The announcement is notable—and puzzling—on several fronts. NXP notes that its tags use the ICode standard (which it developed several years ago), and says that the system is ready to comply with “the latest HF Gen2 standard” now under review by the EPCglobal organization (which is now part of the GS1 Healthcare Group). But that standard has been at something of a standstill since early 2008. Although there are numerous one-off exceptions, whatever RFID work is still going on in the pharma industry has moved on to UHF tags, based on an established UHF Gen2 standard from the same EPCglobal group.

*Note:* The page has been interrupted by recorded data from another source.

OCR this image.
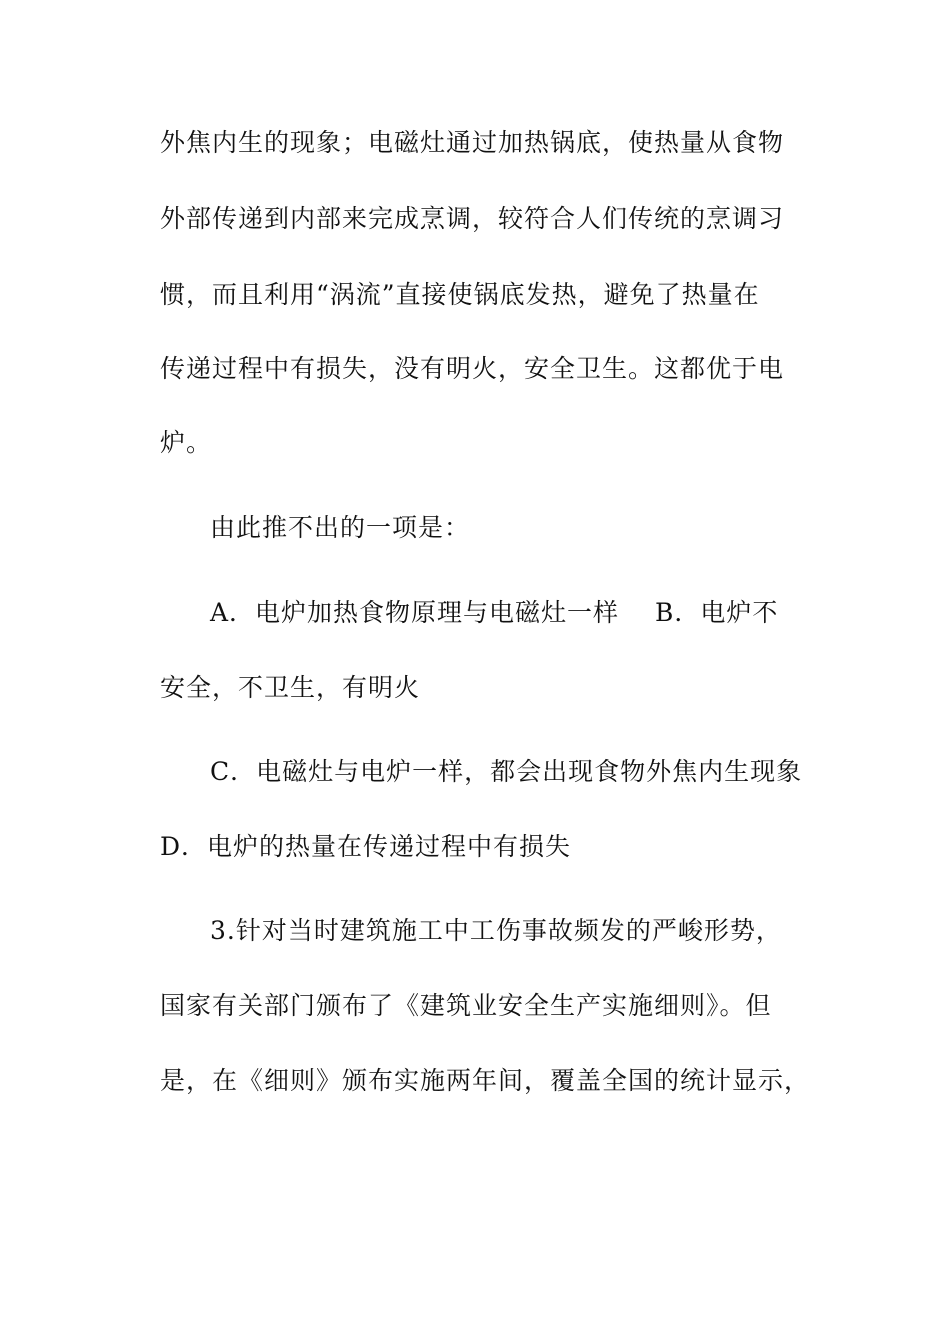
外焦内生的现象；电磁灶通过加热锅底，使热量从食物
外部传递到内部来完成烹调，较符合人们传统的烹调习
惯，而且利用“涡流”直接使锅底发热，避免了热量在
传递过程中有损失，没有明火，安全卫生。这都优于电
炉。
由此推不出的一项是：
A．电炉加热食物原理与电磁灶一样 B．电炉不
安全，不卫生，有明火
C．电磁灶与电炉一样，都会出现食物外焦内生现象
D．电炉的热量在传递过程中有损失
3.针对当时建筑施工中工伤事故频发的严峻形势，
国家有关部门颁布了《建筑业安全生产实施细则》。但
是，在《细则》颁布实施两年间，覆盖全国的统计显示，
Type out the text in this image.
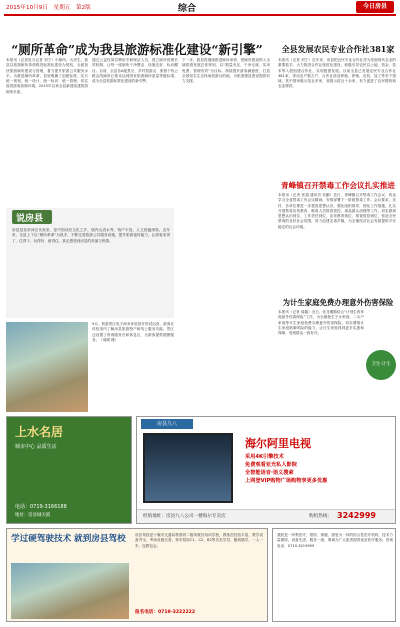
2015年10月9日　星期五　第2版	综合	今日房县
“厕所革命”成为我县旅游标准化建设“新引擎”
本报讯（记者见习记者 刘宁）小厕所，大民生。我县以旅游厕所革命推进标准化建设为契机，全面加快旅游厕所建设与管理，着力提升旅游公共服务水平。为推进厕所革命，县里明确了创建标准，实行统一规划、统一设计、统一标识、统一管理，切实改善游客如厕环境。2015年以来全县新建改建旅游厕所多座。
通过公益性岗位聘用专职保洁人员，建立厕所管理长效机制，让每一座厕所干净整洁、设施完好、标识醒目。目前，全县各A级景区、乡村旅游点、旅游干线公路沿线厕所已基本达到国家旅游厕所质量等级标准，成为全县旅游标准化建设的新引擎。
下一步，我县将继续推进厕所革命，把厕所建设纳入全域旅游发展总体规划，以“数量充足、干净无味、实用免费、管理有效”为目标，持续提升游客满意度，打造全国知名生态休闲旅游目的地，为旅游强县建设提供有力支撑。
说房县
房县是炎帝神农氏故里，是中国诗经文化之乡，境内山清水秀，物产丰饶，人文底蕴深厚。近年来，全县上下以“厕所革命”为抓手，不断完善旅游公共服务设施，提升旅游接待能力，让游客来得了、住得下、玩得好、留得住，真正感受到房县的美丽与热情。
9月，旅游景区电子商务体验馆开馆试运营，游客在体验馆内了解房县旅游特产和线上服务功能，景区还设置了咨询服务台和休息区，为游客提供便捷服务。（周刚 摄）
全县发展农民专业合作社381家
本报讯（记者 刘宁）近年来，房县把农民专业合作社作为发展现代农业的重要抓手，大力推进合作社规范化建设，积极引导农民以土地、资金、技术等入股组建合作社，实现抱团发展。目前全县已发展农民专业合作社381家，带动农户数万户，合作社涉及种植、养殖、农机、加工等多个领域，其中国家级示范社多家，省级示范社十余家，有力促进了农民增收和农业增效。
青峰镇召开禁毒工作会议扎实推进
本报讯（记者 张超 通讯员 吴鹏）近日，青峰镇召开禁毒工作会议，传达学习全省禁毒工作会议精神，安排部署下一阶段禁毒工作。会议要求，各村、各单位要进一步提高思想认识，强化组织领导，细化工作措施，扎实开展禁毒宣传教育、吸毒人员排查管控、毒品源头治理等工作，切实做到思想认识到位、工作责任到位、宣传教育到位、排查管控到位，营造全民禁毒的良好社会氛围，努力创建无毒乡镇，为全镇经济社会发展提供平安稳定的社会环境。
为计生家庭免费办理意外伤害保险
本报讯（记者 周鑫）近日，化龙堰镇结合“计划生育家庭意外伤害保险”工作，为全镇独生子女家庭、二女户家庭等计生家庭免费办理意外伤害保险，切实增强计生家庭抵御风险的能力，让计生家庭得到更多实惠和保障，受到群众一致好评。
卫生·计生
上水名居
城市中心 品质生活
电话：0719-3166188
地址：房县城关镇
房县九八
海尔阿里电视
采用4K引擎技术
免费观看亚光私人影院
全智能语音·语义搜索
上网登VIP购物广场购物享更多优惠
经销地址：房县九八公司一楼海尔专卖店	购机热线： 3242999
学过硬驾驶技术 就到房县驾校	房县驾校是十堰市交通局核准的二级驾驶员培训学校，教练员经验丰富，教学设备齐全，考场设施完善，常年招收C1、C2、B2等各类学员，随到随学，一人一车，包教包会。
报名电话：0719-3222222
我院是一所集医疗、预防、保健、康复为一体的综合性医疗机构，技术力量雄厚，设备先进，服务一流，竭诚为广大患者提供优质医疗服务。咨询电话：0719-3219999
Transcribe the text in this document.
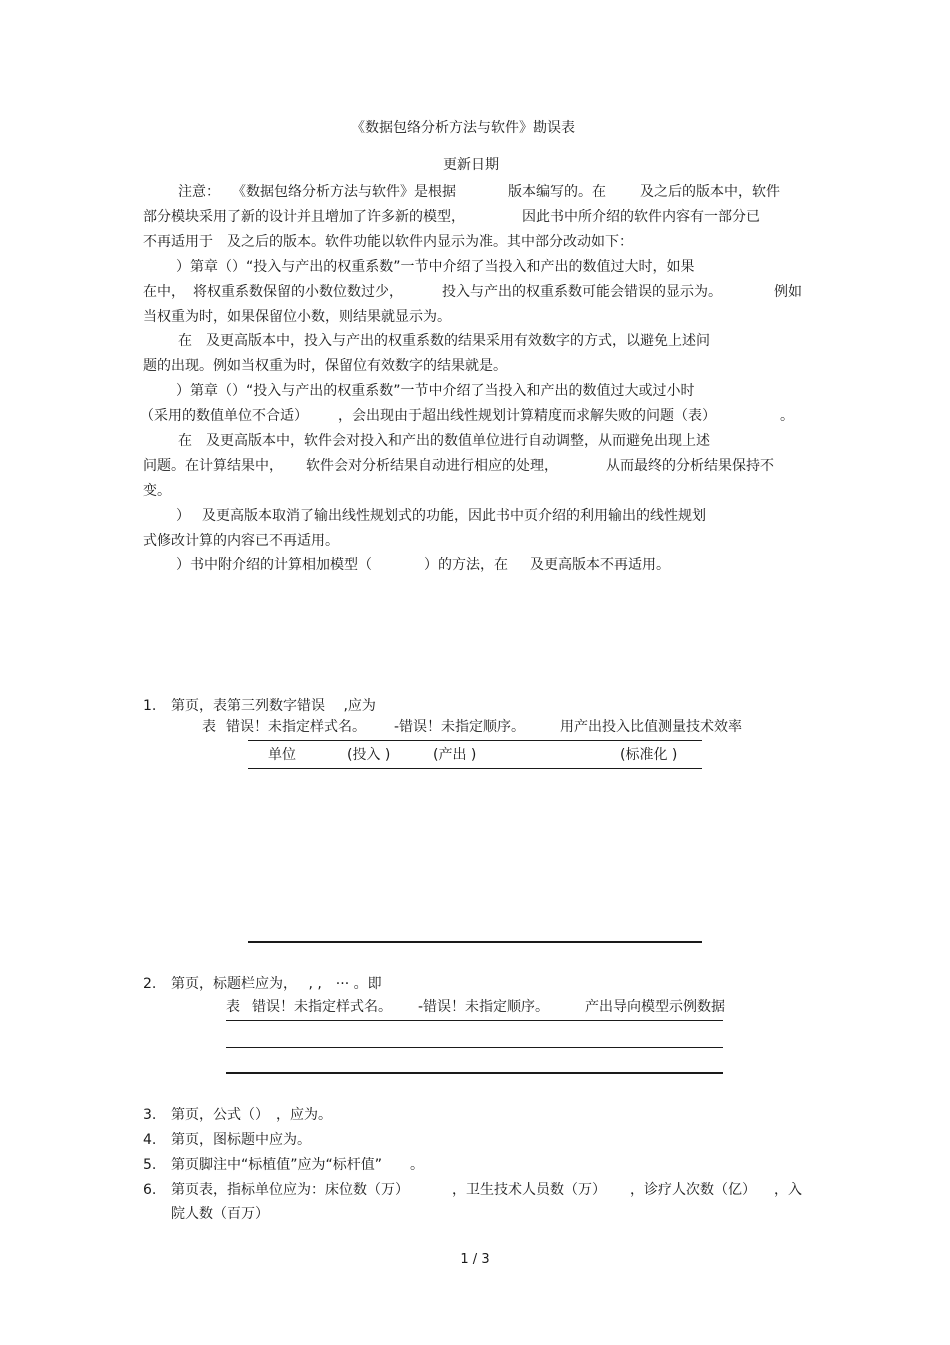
《数据包络分析方法与软件》勘误表
更新日期
注意： 《数据包络分析方法与软件》是根据	版本编写的。在 及之后的版本中，软件
部分模块采用了新的设计并且增加了许多新的模型，	因此书中所介绍的软件内容有一部分已
不再适用于　及之后的版本。软件功能以软件内显示为准。其中部分改动如下：
）第章（）“投入与产出的权重系数”一节中介绍了当投入和产出的数值过大时，如果
在中， 将权重系数保留的小数位数过少，	投入与产出的权重系数可能会错误的显示为。	例如
当权重为时，如果保留位小数，则结果就显示为。
在　及更高版本中，投入与产出的权重系数的结果采用有效数字的方式，以避免上述问
题的出现。例如当权重为时，保留位有效数字的结果就是。
）第章（）“投入与产出的权重系数”一节中介绍了当投入和产出的数值过大或过小时
（采用的数值单位不合适） ，会出现由于超出线性规划计算精度而求解失败的问题（表）	。
在　及更高版本中，软件会对投入和产出的数值单位进行自动调整，从而避免出现上述
问题。在计算结果中， 软件会对分析结果自动进行相应的处理，	从而最终的分析结果保持不
变。
） 及更高版本取消了输出线性规划式的功能，因此书中页介绍的利用输出的线性规划
式修改计算的内容已不再适用。
）书中附介绍的计算相加模型（	）的方法，在 及更高版本不再适用。
1. 第页，表第三列数字错误　 ,应为
表 错误！未指定样式名。 -错误！未指定顺序。 用产出投入比值测量技术效率
单位	(投入 )	(产出 )	(标准化 )
2. 第页，标题栏应为，　 , ,　··· 。即
表 错误！未指定样式名。 -错误！未指定顺序。	产出导向模型示例数据
3. 第页，公式（）　，应为。
4. 第页，图标题中应为。
5. 第页脚注中“标植值”应为“标杆值”　　。
6. 第页表，指标单位应为：床位数（万）	，卫生技术人员数（万） ，诊疗人次数（亿） ，入
院人数（百万）
1 / 3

Further, RFID for serializing individual pharma packages has been superseded—particularly in Europe—by industry efforts to adapt barcode technology to serialization. Siemens itself is the lead project manager for a pilot program getting under way around now, under the auspices of the European Federation of Pharmaceutical Industry Associations (EFPIA) that was announced this spring. Most industry observers expect US serialization efforts to eventually follow the barcode path.
FDA still has an obligation to Congress to announce a serialization framework—specified to be compatible with international standards—in March 2010. And a drumbeat is beginning, by industry serialization technology vendors, for manufacturers to get ready for e-pedigree rules that could come out of California—or the federal government, if any of several bills get revived in the current Congress—starting in 2015.